Daisy y Tom se sentaban a la mesa de la cocina, uno frente al otro, con un plato de pollo frío entre los dos y dos botellas de cerveza. Él hablaba con absoluta concentración y, muy serio, apoyaba la mano en la mano de Daisy, cubriéndosela. De vez en cuando ella levantaba la vista, lo miraba y asentía con la cabeza.
Estaban tristes, y no habían tocado ni el pollo ni la cerveza, pero no se sentían desdichados. Había en la escena un aire de intimidad, de naturalidad, y cualquiera los hubiera tomado por dos conspiradores.
Cuando salía de puntillas del porche, oí mi taxi, que se acercaba a la casa por la carretera a oscuras. Gatsby esperaba en el sendero, donde lo dejé.

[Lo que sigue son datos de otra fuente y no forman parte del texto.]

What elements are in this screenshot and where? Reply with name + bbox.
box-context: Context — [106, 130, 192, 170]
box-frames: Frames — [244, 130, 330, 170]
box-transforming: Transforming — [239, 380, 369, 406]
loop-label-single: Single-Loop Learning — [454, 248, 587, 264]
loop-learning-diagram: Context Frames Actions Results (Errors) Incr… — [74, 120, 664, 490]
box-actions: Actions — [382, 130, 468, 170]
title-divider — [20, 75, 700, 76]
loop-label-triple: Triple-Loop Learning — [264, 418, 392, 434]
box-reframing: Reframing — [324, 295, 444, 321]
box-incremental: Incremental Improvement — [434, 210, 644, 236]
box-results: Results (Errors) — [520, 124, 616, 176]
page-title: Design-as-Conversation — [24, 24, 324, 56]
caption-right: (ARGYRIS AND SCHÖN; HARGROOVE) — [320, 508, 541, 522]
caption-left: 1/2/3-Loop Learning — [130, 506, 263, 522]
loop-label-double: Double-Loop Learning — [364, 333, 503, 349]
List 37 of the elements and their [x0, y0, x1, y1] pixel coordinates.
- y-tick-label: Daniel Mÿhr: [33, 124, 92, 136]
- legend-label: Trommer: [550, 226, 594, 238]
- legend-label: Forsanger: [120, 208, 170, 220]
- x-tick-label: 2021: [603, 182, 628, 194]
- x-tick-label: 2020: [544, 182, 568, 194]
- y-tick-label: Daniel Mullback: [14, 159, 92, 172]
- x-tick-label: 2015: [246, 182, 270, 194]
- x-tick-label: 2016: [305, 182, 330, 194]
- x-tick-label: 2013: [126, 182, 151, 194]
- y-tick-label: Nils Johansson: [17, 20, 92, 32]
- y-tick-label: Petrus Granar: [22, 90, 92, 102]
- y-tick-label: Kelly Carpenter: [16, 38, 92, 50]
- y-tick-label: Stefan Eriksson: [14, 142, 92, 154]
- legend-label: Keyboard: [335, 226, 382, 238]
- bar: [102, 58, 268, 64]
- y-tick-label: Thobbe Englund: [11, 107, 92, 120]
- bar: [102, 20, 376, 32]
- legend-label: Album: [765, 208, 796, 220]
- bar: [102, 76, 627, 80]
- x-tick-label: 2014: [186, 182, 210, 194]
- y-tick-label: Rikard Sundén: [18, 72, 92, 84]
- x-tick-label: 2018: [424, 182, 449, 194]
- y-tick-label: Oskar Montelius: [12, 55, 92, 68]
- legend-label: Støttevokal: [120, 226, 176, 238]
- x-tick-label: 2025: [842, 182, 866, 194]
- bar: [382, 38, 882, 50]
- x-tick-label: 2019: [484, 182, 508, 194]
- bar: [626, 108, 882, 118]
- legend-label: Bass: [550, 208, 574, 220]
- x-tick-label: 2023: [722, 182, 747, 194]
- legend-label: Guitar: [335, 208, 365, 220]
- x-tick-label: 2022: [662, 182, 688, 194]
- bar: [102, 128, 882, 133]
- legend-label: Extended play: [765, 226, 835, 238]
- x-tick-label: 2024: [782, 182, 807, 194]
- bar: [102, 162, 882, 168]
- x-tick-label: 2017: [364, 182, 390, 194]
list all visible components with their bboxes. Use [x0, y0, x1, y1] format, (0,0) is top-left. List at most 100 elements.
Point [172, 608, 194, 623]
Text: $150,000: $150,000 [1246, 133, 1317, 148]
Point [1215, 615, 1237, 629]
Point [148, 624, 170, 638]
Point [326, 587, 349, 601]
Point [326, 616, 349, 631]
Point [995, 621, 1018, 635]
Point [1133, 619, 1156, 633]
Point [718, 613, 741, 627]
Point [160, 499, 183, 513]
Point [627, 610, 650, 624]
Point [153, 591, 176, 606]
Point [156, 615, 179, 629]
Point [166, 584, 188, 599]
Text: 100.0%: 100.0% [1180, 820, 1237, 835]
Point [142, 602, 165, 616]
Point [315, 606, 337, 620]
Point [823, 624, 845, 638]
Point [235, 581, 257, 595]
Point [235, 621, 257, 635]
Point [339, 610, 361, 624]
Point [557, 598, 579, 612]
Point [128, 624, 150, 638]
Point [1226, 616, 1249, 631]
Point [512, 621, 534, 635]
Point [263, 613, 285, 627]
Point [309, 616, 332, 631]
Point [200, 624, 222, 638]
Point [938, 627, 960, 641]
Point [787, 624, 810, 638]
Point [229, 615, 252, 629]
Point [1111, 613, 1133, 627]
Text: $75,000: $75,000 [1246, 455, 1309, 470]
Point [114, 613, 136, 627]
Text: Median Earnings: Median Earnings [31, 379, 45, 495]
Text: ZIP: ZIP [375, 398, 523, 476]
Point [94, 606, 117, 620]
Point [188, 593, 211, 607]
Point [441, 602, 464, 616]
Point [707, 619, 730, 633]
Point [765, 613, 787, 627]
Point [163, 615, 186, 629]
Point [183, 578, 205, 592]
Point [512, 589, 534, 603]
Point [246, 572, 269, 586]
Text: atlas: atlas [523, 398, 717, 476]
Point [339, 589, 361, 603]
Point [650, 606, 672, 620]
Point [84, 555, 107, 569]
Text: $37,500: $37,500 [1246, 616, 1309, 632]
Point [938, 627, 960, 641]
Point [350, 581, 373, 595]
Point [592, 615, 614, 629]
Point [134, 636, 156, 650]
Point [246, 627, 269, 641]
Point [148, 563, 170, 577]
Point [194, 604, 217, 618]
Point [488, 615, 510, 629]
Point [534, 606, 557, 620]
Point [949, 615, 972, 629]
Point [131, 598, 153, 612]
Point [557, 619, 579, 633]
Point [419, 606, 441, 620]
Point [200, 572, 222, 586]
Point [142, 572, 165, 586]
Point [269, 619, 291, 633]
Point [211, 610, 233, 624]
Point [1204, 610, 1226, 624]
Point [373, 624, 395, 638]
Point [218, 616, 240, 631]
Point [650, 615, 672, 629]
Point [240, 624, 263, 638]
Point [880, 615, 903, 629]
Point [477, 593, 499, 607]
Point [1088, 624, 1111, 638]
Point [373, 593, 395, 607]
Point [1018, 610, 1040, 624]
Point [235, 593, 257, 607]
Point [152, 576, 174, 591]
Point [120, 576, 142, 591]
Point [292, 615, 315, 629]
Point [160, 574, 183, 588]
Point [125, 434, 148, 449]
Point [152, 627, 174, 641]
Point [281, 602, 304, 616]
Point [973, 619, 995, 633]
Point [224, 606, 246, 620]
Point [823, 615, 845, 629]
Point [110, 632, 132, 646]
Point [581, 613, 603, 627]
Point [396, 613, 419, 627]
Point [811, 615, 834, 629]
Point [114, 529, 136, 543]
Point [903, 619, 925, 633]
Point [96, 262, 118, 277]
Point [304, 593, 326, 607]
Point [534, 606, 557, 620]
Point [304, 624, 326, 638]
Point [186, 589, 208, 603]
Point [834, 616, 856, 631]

—¿Está todo tranquilo? —me preguntó, preocupado.
—Sí, está todo tranquilo —titubeé—. Sería mejor que te vinieras a casa, a dormir.
Dijo que no con la cabeza.
—Esperaré aquí hasta que Daisy se acueste. Buenas noches, compañero.
Metió las manos en los bolsillos de la chaqueta y volvió a escudriñar celosamente la casa, como si mi presencia manchara lo sagrado de su misión de centinela. Así que me fui y lo dejé allí, a la luz de la luna, vigilando la nada.
N
o pude dormir en toda la noche; una sirena antiniebla no dejó de gemir en el estrecho, y yo me debatí como un enfermo entre la realidad grotesca y pesadillas desquiciadas y pavorosas. Hacia el amanecer oí que un taxi subía el camino a la casa de Gatsby, e inmediatamente salté de la cama y empecé a vestirme: sentía que tenía algo que decirle, que debía avisarle de algo, y que por la mañana ya sería demasiado tarde.
Cuando cruzaba el césped, vi que la puerta principal estaba abierta todavía y que Gatsby se apoyaba en la mesa del vestíbulo, vencido por el abatimiento o por el sueño.
—No ha pasado nada —dijo, sin fuerzas—. Esperé, y a eso de las cuatro Daisy se asomó a la ventana un minuto y luego apagó la luz.
La casa no me había parecido nunca tan enorme como aquella madrugada, cuando nos lanzamos a la caza de cigarrillos por las habitaciones inmensas. Descorrimos cortinas que eran como carpas y buscamos a tientas interruptores de la luz por innumerables metros de paredes en tinieblas. Me caí una vez escandalosamente sobre el teclado de un piano fantasma. El polvo lo cubría todo de un modo inexplicable, y las habitaciones olían a cerrado como si no las ventilaran desde hacía muchos días. Encontré el estuche del tabaco en una mesa en la que nunca había estado, con sólo dos cigarrillos amarillentos y secos. Abrimos las cristaleras del salón y nos sentamos a fumar en la oscuridad.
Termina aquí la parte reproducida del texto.